The documentary was controversial when it aired, but the footage keeps coming back because it isn't really about what those 20 kids did. It's about what they'd already been taught to do long before anyone put them in a house together, and whether that's a nature story or a nurture story is the question it keeps asking without quite answering. Two decades later, people are still watching. Still arguing. Still not sure.

Care

Blood panels, imaging scans, wearable biometrics… they got nothing on the tennis ball in your drawer.

You can tell a lot by a good, firm handshake, and apparently, one of those things is how long the person you're greeting is going to live. As Erik Barnes reports, in an era when people spend small fortunes on bloodwork, MRI scans, and glucose monitors, the most telling longevity metric may be embarrassingly low-tech.

A 44-year study tracked participants from middle age into their hundreds. The ones who reached 100 were 2.5 times more likely to have ranked in the top third for grip strength throughout.

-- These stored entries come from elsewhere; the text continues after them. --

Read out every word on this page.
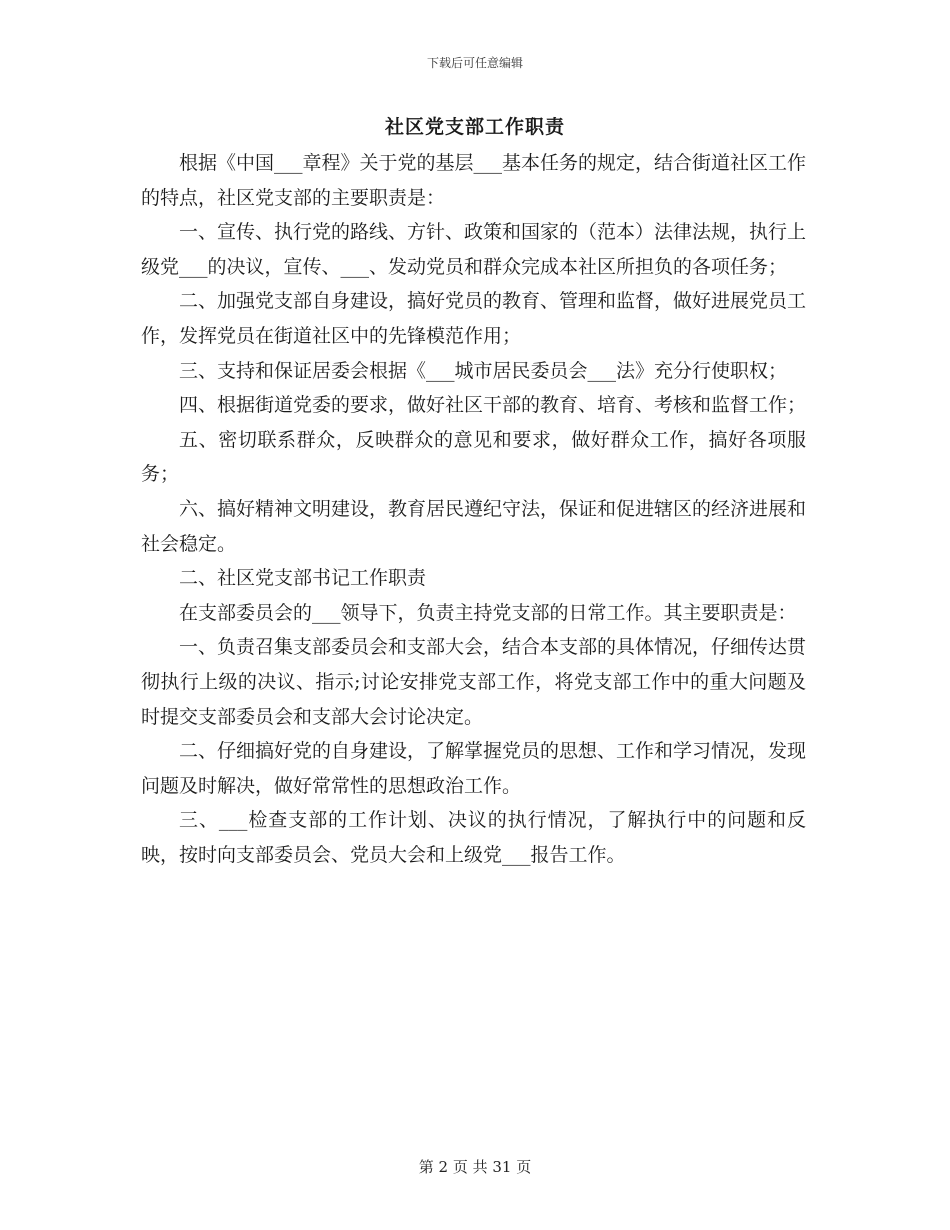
下载后可任意编辑
社区党支部工作职责

根据《中国___章程》关于党的基层___基本任务的规定，结合街道社区工作的特点，社区党支部的主要职责是：

一、宣传、执行党的路线、方针、政策和国家的（范本）法律法规，执行上级党___的决议，宣传、___、发动党员和群众完成本社区所担负的各项任务；

二、加强党支部自身建设，搞好党员的教育、管理和监督，做好进展党员工作，发挥党员在街道社区中的先锋模范作用；

三、支持和保证居委会根据《___城市居民委员会___法》充分行使职权；

四、根据街道党委的要求，做好社区干部的教育、培育、考核和监督工作；

五、密切联系群众，反映群众的意见和要求，做好群众工作，搞好各项服务；

六、搞好精神文明建设，教育居民遵纪守法，保证和促进辖区的经济进展和社会稳定。

二、社区党支部书记工作职责

在支部委员会的___领导下，负责主持党支部的日常工作。其主要职责是：

一、负责召集支部委员会和支部大会，结合本支部的具体情况，仔细传达贯彻执行上级的决议、指示;讨论安排党支部工作，将党支部工作中的重大问题及时提交支部委员会和支部大会讨论决定。

二、仔细搞好党的自身建设，了解掌握党员的思想、工作和学习情况，发现问题及时解决，做好常常性的思想政治工作。

三、___检查支部的工作计划、决议的执行情况，了解执行中的问题和反映，按时向支部委员会、党员大会和上级党___报告工作。

第 2 页 共 31 页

Researchers think the link runs deep, since grip reflects muscle and bone mass retention, cardiovascular stamina, and the absence of conditions like high blood pressure that quietly erode the body over time. Dr. Guillaume Paré of McMaster University says a weak handshake is one of the first things he looks for. "Weaker handshakes where fingers struggle to close completely around my hand, or where hand muscles are emaciated, are red flags," he told the BBC.

Today in History

On June 18, 1873, in a courtroom in Canandaigua, New York, Susan B. Anthony was found guilty of a federal crime: casting a ballot in a presidential election. She had walked into a voter registration office the previous November, argued her way onto the rolls by citing the 14th Amendment, and voted for Ulysses S. Grant. Then she waited to be arrested. It took two weeks. The charge was violating the Enforcement Act of 1870, which prohibited anyone from voting "without having a lawful right to vote." In the eyes of the United States government, that described Susan B. Anthony perfectly.

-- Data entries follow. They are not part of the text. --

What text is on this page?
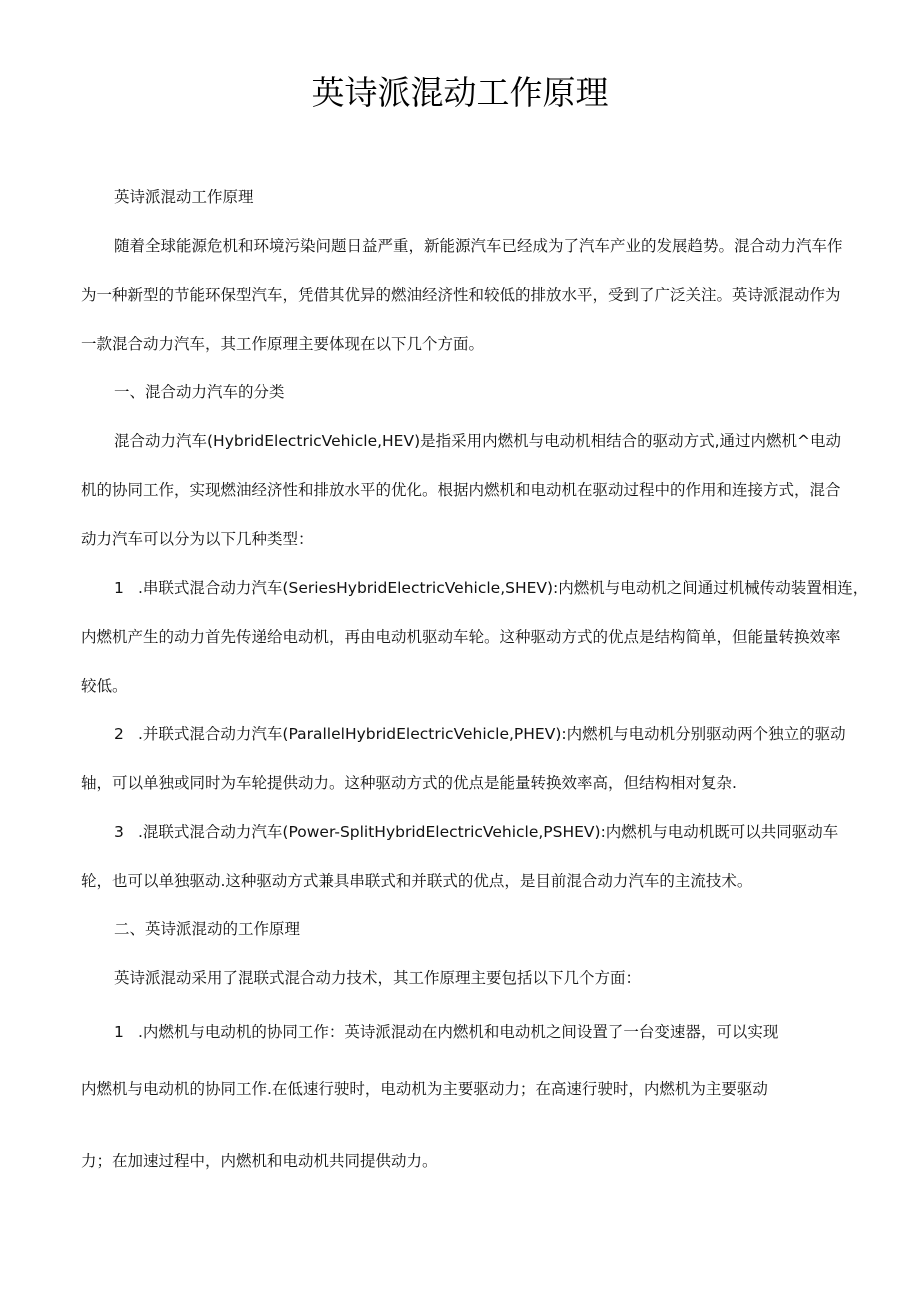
英诗派混动工作原理

英诗派混动工作原理

随着全球能源危机和环境污染问题日益严重，新能源汽车已经成为了汽车产业的发展趋势。混合动力汽车作

为一种新型的节能环保型汽车，凭借其优异的燃油经济性和较低的排放水平，受到了广泛关注。英诗派混动作为

一款混合动力汽车，其工作原理主要体现在以下几个方面。

一、混合动力汽车的分类

混合动力汽车(HybridElectricVehicle,HEV)是指采用内燃机与电动机相结合的驱动方式,通过内燃机^电动

机的协同工作，实现燃油经济性和排放水平的优化。根据内燃机和电动机在驱动过程中的作用和连接方式，混合

动力汽车可以分为以下几种类型：

1 .串联式混合动力汽车(SeriesHybridElectricVehicle,SHEV):内燃机与电动机之间通过机械传动装置相连，

内燃机产生的动力首先传递给电动机，再由电动机驱动车轮。这种驱动方式的优点是结构简单，但能量转换效率

较低。

2 .并联式混合动力汽车(ParallelHybridElectricVehicle,PHEV):内燃机与电动机分别驱动两个独立的驱动

轴，可以单独或同时为车轮提供动力。这种驱动方式的优点是能量转换效率高，但结构相对复杂.

3 .混联式混合动力汽车(Power-SplitHybridElectricVehicle,PSHEV):内燃机与电动机既可以共同驱动车

轮，也可以单独驱动.这种驱动方式兼具串联式和并联式的优点，是目前混合动力汽车的主流技术。

二、英诗派混动的工作原理

英诗派混动采用了混联式混合动力技术，其工作原理主要包括以下几个方面：

1 .内燃机与电动机的协同工作：英诗派混动在内燃机和电动机之间设置了一台变速器，可以实现

内燃机与电动机的协同工作.在低速行驶时，电动机为主要驱动力；在高速行驶时，内燃机为主要驱动

力；在加速过程中，内燃机和电动机共同提供动力。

The trial was something of a formality. Judge Ward Hunt had written his decision before the proceedings began, kept Anthony from testifying, and when arguments concluded, pulled a paper from his pocket and read his ruling aloud. He then directed the all-male jury to return a verdict of guilty, skipping deliberation entirely. That move was later declared unconstitutional by the Supreme Court. When Hunt asked Anthony if she had anything to say before sentencing, he probably regretted it. She launched into what historians now call the most famous speech in the history of the suffrage movement, repeatedly ignoring his orders to sit down.

The fine was $100. Anthony told the judge directly: "I will never pay a dollar of your unjust penalty." Hunt, knowing that jailing her would let her appeal to the Supreme Court, released her without confinement. It was a neat legal trap, and she wore the conviction as a badge of honor for the rest of her life. She never paid. Neither the court nor the government ever collected.